Indeed Monty's clearly is a labour of love, not only because it serves dishes that have been prepared by the same families in the same way for generations, no, this restaurant is also basically built on the loyalty of its patrons. Starting off by selling different kinds of salt beef sandwiches at the foodie mecca that is Maltby Street market, these guys successfully ran a crowdfounding campaign which raised enough money to enable them to open the Jewish delicatessen and proper dining destination which London so desperately laced and heck they couldn't have done it better.

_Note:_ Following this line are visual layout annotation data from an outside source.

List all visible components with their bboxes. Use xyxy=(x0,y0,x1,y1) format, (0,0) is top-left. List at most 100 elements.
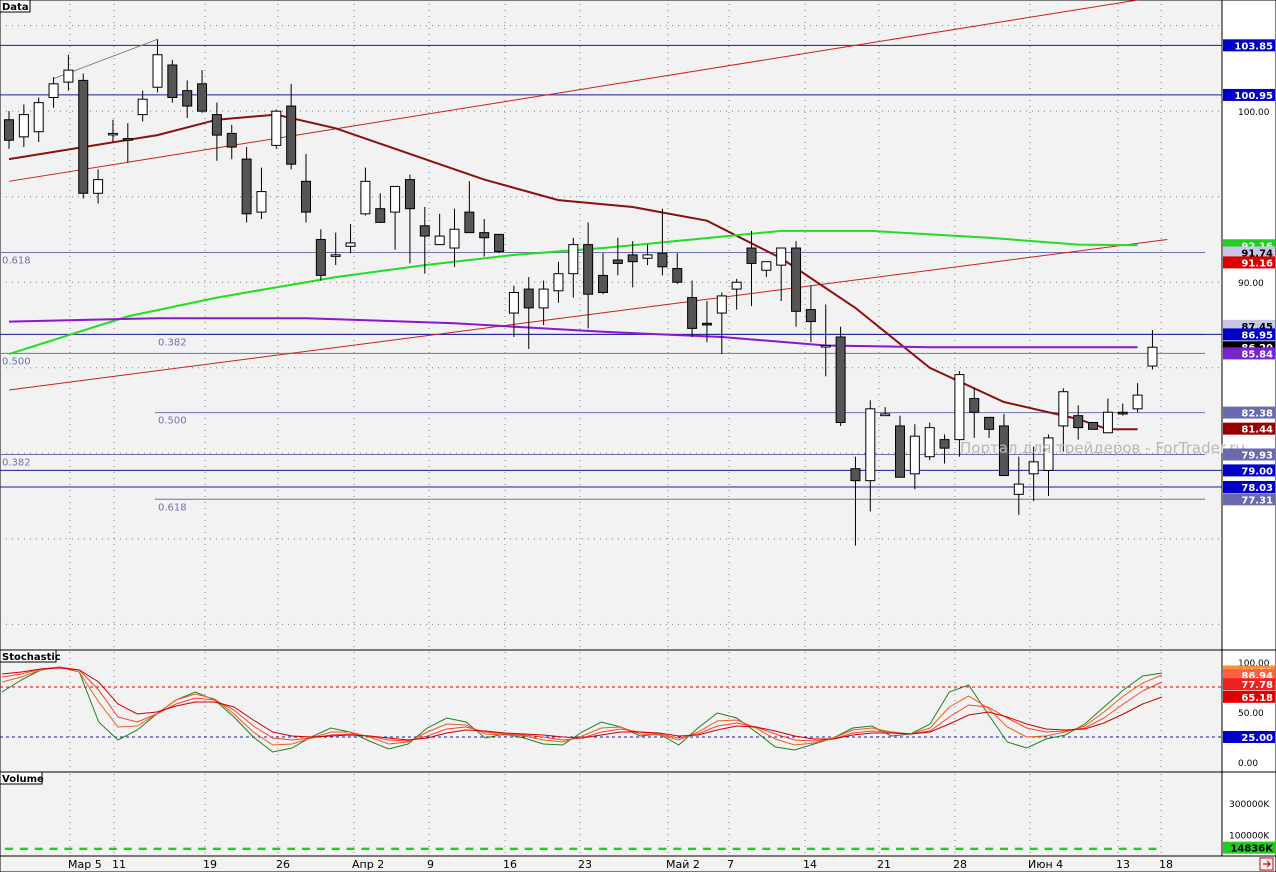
volume-bar xyxy=(435,847,444,850)
candle-body xyxy=(63,69,74,83)
candle-body xyxy=(226,132,237,148)
level-label: 91.16 xyxy=(1241,258,1273,269)
fib-label: 0.618 xyxy=(158,502,187,513)
volume-bar xyxy=(480,847,489,850)
candle-body xyxy=(880,413,891,417)
candle-body xyxy=(241,158,252,215)
candle xyxy=(761,261,772,278)
level-label-box xyxy=(1223,256,1275,269)
volume-bar xyxy=(613,847,622,850)
candle-body xyxy=(211,114,222,136)
candle-body xyxy=(286,105,297,165)
channel-line xyxy=(8,0,1138,182)
candle xyxy=(479,218,490,257)
candle-body xyxy=(152,54,163,88)
candle-body xyxy=(1088,422,1099,430)
candle xyxy=(1132,383,1143,413)
level-label: 78.03 xyxy=(1241,483,1273,494)
candle xyxy=(687,280,698,337)
candle xyxy=(182,80,193,119)
volume-bar xyxy=(1148,847,1157,850)
candle xyxy=(880,407,891,417)
moving-average-line xyxy=(8,113,1138,431)
volume-bar xyxy=(272,847,281,850)
x-tick-label: 16 xyxy=(503,858,517,871)
fib-label: 0.382 xyxy=(2,457,31,468)
volume-panel-title: Volume xyxy=(2,774,44,785)
level-label: 86.95 xyxy=(1241,330,1273,341)
level-label-box xyxy=(1223,347,1275,360)
candle xyxy=(419,206,430,274)
y-tick-labels: 100.00 90.00 100.00 50.00 0.00 300000K 100000K xyxy=(1229,108,1270,841)
stoch-panel xyxy=(0,649,1223,773)
x-tick-label: Июн 4 xyxy=(1028,858,1063,871)
candle xyxy=(1013,456,1024,515)
volume-bar xyxy=(1118,847,1127,850)
candle-body xyxy=(984,416,995,430)
level-label: 91.74 xyxy=(1241,248,1273,259)
x-tick-label: 7 xyxy=(727,858,734,871)
level-label: 100.95 xyxy=(1234,91,1273,102)
x-tick-label: 9 xyxy=(427,858,434,871)
volume-bar xyxy=(495,847,504,850)
level-label-box xyxy=(1223,39,1275,52)
candle-body xyxy=(256,191,267,213)
candle xyxy=(33,97,44,142)
candle-body xyxy=(939,439,950,449)
candle xyxy=(716,292,727,355)
candle xyxy=(226,124,237,160)
volume-bar xyxy=(970,847,979,850)
candle xyxy=(984,416,995,438)
volume-tick-label: 300000K xyxy=(1229,800,1270,810)
volume-bar xyxy=(1074,847,1083,850)
volume-bar xyxy=(212,847,221,850)
volume-bar xyxy=(985,847,994,850)
volume-bar xyxy=(999,847,1008,850)
candle xyxy=(152,39,163,93)
level-label-box xyxy=(1223,88,1275,101)
candle-body xyxy=(33,102,44,133)
candle xyxy=(672,253,683,284)
candle-body xyxy=(301,180,311,213)
candle-body xyxy=(835,336,846,424)
volume-bar xyxy=(287,847,296,850)
volume-bar xyxy=(123,847,132,850)
candle xyxy=(434,213,445,246)
volume-panel xyxy=(0,771,1223,857)
moving-averages xyxy=(8,113,1138,431)
stoch-tick-label: 100.00 xyxy=(1238,659,1270,669)
level-labels: 103.85100.9592.1691.7491.1687.4586.9586.… xyxy=(1223,39,1275,855)
candle xyxy=(553,261,564,303)
candle-body xyxy=(508,292,519,314)
volume-bar xyxy=(1014,847,1023,850)
candle-body xyxy=(998,425,1009,477)
candle xyxy=(1147,330,1158,370)
volume-bar xyxy=(331,847,340,850)
volume-bar xyxy=(940,847,949,850)
candle xyxy=(167,59,178,103)
candle xyxy=(390,185,401,250)
candle-body xyxy=(805,309,816,323)
level-label: 85.84 xyxy=(1241,349,1273,360)
candle xyxy=(1058,388,1069,452)
level-label-box xyxy=(1223,448,1275,461)
volume-bar xyxy=(881,847,890,850)
candle-body xyxy=(137,98,148,116)
candle xyxy=(286,83,297,170)
candle xyxy=(211,102,222,161)
candle-body xyxy=(1117,411,1128,415)
volume-bar xyxy=(49,847,58,850)
volume-bar xyxy=(302,847,310,850)
candle-body xyxy=(48,83,59,98)
candle xyxy=(805,285,816,343)
stoch-tick-label: 0.00 xyxy=(1238,759,1258,769)
candle xyxy=(1043,434,1054,497)
candle xyxy=(256,167,267,219)
candle xyxy=(909,424,920,490)
candle-body xyxy=(642,254,653,259)
volume-bar xyxy=(108,847,117,850)
volume-bar xyxy=(747,847,756,850)
level-label-box xyxy=(1223,678,1275,691)
candle-body xyxy=(523,288,534,309)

In fact the finished space easily holds its when compared to the likes of New York's Russ & Daughters- a 21st century take on those distinctive 20th century delis dotted around New York, chic yet inviting and aware of it's heritage. It's the kind of place you'd want to to take your best mates, your mum AND your grandparents, in fact anyone worthy of sharing a great and warming meal with that you won't forget in a hurry. There is a takeaway bagel counter which I am going to be frequenting on more hungover occasions when only a cream cheese and lox bagel will do, a beautiful counter space and a long line of booths that once again reminded me of New York in the best of ways. We settled in a booth this time, ready to explore Monty's weekend brunch menu (though they serve an equally enticing dinner menu during the week that showcases Eastern European culinary roots with nods to Monty's American deli counterparts).
Of course it is the salt beef sandwiches that Monty's is already famous for amongst the London foodie scene, and rightly so as my dining companion couldn't stop gushing about how fantastic hers was, with a variation of this classic to suit all tastes on offer here, whether you like your salt beef quite simply on rye with mustard, with added Sauerkraut for heat or with a little bit of added cheese, though I am pleased to say there are also plenty of menu options for none meat eaters like me as well. Indeed my bagel, baked to chewy perfection, filled with a generous helping of smooth cream cheese and topped with the dreamiest lox (lox being a slightly less salty, more luxurious and silky alternative to smoked salmon traditionally used in Jewish delis as bagel filling) was one of the best I have ever had even when compared to what's on offer at the bagel shops tourists flock to in NYC for supposedly being the best of the best. Served with a surprisingly delicate and delicious pickled cucumber salad which came sprinkled with capers, it was simply divine. On the side we enjoyed some proper, none greasy, fries as you seldom find them in England, dipped in some Russian dressing for extra zing, and in my case washed down with some fittingly fresh orange juice. For me this was as close to a dream brunch as one can get especially when I thought I'd only be able to enjoy something of a similar standard after a 6 hour flight across the pond.
Monty's is truly one of a kind, serving heartwarming, unpretentious and delicious food that makes you happy, preserving a culinary tradition and dining experience too wonderful to loose and not share with the world. Take your loved ones asap, you won't regret it.